The alternative to a default isn't nothing. It's a field of options! They will have something to begin with. They will have LOTS of somethings to begin with! And they'll be making an informed choice about which something they want to use rather than tripping down the trail of presumed monolithic defaults. It creates better games, better DMs, stronger encounters, because it requests a little bit of active decision-making that a good DM should be doing anyway.

Look, I'm no beginner to D&D or fantasy games in general, and I still believe I could find myself easily overwhelmed by a "field of options" regarding something as trivial as the origin of orcs.
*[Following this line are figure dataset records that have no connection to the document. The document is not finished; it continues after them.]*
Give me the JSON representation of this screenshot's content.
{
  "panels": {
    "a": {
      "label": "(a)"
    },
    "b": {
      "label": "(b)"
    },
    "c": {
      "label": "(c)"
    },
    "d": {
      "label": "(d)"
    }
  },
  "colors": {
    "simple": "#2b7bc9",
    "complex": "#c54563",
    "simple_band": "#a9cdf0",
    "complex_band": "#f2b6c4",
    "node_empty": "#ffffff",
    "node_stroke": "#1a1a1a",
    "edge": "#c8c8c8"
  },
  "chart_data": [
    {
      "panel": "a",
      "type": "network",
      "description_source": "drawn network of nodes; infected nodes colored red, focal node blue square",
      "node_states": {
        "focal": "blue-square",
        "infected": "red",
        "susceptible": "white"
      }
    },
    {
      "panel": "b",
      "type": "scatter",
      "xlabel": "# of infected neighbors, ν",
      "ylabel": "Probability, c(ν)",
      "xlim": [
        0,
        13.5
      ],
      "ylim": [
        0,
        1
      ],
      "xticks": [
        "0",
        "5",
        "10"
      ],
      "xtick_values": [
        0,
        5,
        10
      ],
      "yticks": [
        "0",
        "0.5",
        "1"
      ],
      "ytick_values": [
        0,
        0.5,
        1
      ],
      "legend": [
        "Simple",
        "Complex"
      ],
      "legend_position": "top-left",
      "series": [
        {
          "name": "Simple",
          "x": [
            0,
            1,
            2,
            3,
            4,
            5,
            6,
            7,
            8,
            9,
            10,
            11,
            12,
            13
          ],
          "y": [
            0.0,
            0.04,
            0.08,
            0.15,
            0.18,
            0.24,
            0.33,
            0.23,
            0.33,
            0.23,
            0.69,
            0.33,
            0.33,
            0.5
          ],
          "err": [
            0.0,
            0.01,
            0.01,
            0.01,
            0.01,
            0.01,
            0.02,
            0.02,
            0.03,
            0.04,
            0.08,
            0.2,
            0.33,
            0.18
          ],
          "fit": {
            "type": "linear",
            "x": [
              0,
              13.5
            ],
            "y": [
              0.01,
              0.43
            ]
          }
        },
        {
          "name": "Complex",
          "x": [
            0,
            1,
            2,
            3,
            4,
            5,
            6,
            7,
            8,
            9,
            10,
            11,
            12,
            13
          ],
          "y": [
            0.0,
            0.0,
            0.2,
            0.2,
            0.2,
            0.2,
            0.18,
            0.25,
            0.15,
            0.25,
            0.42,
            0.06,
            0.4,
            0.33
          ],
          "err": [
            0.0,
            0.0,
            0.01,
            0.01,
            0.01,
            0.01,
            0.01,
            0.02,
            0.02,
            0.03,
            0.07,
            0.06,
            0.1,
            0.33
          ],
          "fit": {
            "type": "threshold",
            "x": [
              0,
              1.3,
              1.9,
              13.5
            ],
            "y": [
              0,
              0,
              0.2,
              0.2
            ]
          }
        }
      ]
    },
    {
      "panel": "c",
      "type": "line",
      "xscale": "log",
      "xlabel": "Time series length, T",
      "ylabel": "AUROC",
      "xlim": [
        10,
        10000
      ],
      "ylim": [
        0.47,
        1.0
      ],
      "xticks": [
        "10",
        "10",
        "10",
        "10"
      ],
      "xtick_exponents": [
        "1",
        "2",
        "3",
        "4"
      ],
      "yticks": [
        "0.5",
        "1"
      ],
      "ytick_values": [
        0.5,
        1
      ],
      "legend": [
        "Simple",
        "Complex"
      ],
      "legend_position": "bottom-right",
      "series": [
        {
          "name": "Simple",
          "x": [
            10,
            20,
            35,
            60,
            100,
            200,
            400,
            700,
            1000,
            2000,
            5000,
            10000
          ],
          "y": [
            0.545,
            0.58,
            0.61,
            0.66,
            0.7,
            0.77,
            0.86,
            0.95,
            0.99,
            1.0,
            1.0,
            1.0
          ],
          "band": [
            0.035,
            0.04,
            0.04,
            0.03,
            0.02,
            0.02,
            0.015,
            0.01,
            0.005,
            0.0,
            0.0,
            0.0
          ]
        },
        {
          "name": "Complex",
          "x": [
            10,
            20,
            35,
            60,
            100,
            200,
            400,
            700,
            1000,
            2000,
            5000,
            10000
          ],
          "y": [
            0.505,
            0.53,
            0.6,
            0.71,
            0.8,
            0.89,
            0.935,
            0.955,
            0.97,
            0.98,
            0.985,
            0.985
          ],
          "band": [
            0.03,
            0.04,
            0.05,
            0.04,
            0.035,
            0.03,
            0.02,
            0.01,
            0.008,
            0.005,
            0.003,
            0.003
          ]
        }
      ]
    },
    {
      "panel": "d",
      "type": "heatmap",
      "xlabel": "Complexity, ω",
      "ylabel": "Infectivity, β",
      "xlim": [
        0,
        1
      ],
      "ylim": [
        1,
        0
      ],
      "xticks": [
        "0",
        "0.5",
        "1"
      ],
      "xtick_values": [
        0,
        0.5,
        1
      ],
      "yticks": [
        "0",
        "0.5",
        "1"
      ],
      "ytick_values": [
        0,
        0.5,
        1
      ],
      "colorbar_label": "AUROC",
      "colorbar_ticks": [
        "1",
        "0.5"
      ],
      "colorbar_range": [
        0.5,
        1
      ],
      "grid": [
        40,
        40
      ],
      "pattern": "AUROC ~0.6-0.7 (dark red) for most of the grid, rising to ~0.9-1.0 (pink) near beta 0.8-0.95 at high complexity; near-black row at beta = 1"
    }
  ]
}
I have no reason to believe that we are not better served by default assumptions in this kind of thing, as long as they build upon the history of the game instead of breaking it, like 4E unfortunately did.

In fact, for everything we know and has been talked about, WotC has achieved a lot of recent success with MtG by adopting a practice of keeping overall complexity and the number of choices players have to make relatively low at common cards (the ones a beginner player will see more frequently), recognizing that "dumbed down MtG" is still more complex than the majority of games we have around.

So, what this means to D&D? In my opinion, default should be in the core books and our "field of options" could appear either in sourcebooks or in core rulebooks, but in the later case, only for "vip monsters", such as dragons, outsiders and undead. Having lots of options to begin with sometimes is not as awesome as it seems, and I believe we can achieve a higher degree of success if a beginner DM don't find himself overwhelmed by having to make such trivial choices as where gorgons come from.

Cheers,
 

I'm A Banana

Potassium-Rich
Interesting note on this L&L on today's Wandering Monsters:

Emphasis mine. Seems keeping things vague/flexible is on their radar.

Yeah, this weeks WM column is pretty big into acknowledging different origins! I think he's bumping up against the One True Cosmology that Mike's mentioned elsewhere (another thing it would be smart to go "options, not defaults" on, IMO), and the poll question gave a "one story among many" choice for the gnoll origins specifically, so it feels like a first step in the right direction to me. A little awkward, but really encouraging. And I'm probably a little overly-perceptive about it. ;)

Nagol said:
And that's the main reason I'm leery about using Pathfinder. A lot of the defaults are attached to visualisations I don't share -- and I don't look forward to grabbing a metaphorical sharpie and changing a little bit of everything and then finding a way to convey the differences to my players. I get exhausted thinking about it.

The Default Effect: Still present in a game where you are free to not only make, but even SELL, your own house rules. ;)

Giltonio_Santos said:
Look, I'm no beginner to D&D or fantasy games in general, and I still believe I could find myself easily overwhelmed by a "field of options" regarding something as trivial as the origin of orcs.

Totally fair. I think the right question to ask here is, how can we make the options available something anyone can parse easily? How can we effectively tell people the real difference between Option A and Option B so that they know which one to pick? I've got some ideas on that, too, but I think it's a solvable problem that even encourages strong, thematic design. What gameplay factors distinguish the mythic Medusa of Greek myth from these cursed medusa of human stock? Why might a DM use one, and why might they use the other? If the differences are strong enough, it should be cake to decide which one you want and which one you don't (one's a level 18 solo-style boss monstrosity with deadly gazes, one's a level 6 humanoid with slow petrification and maybe a charm effect to boot!).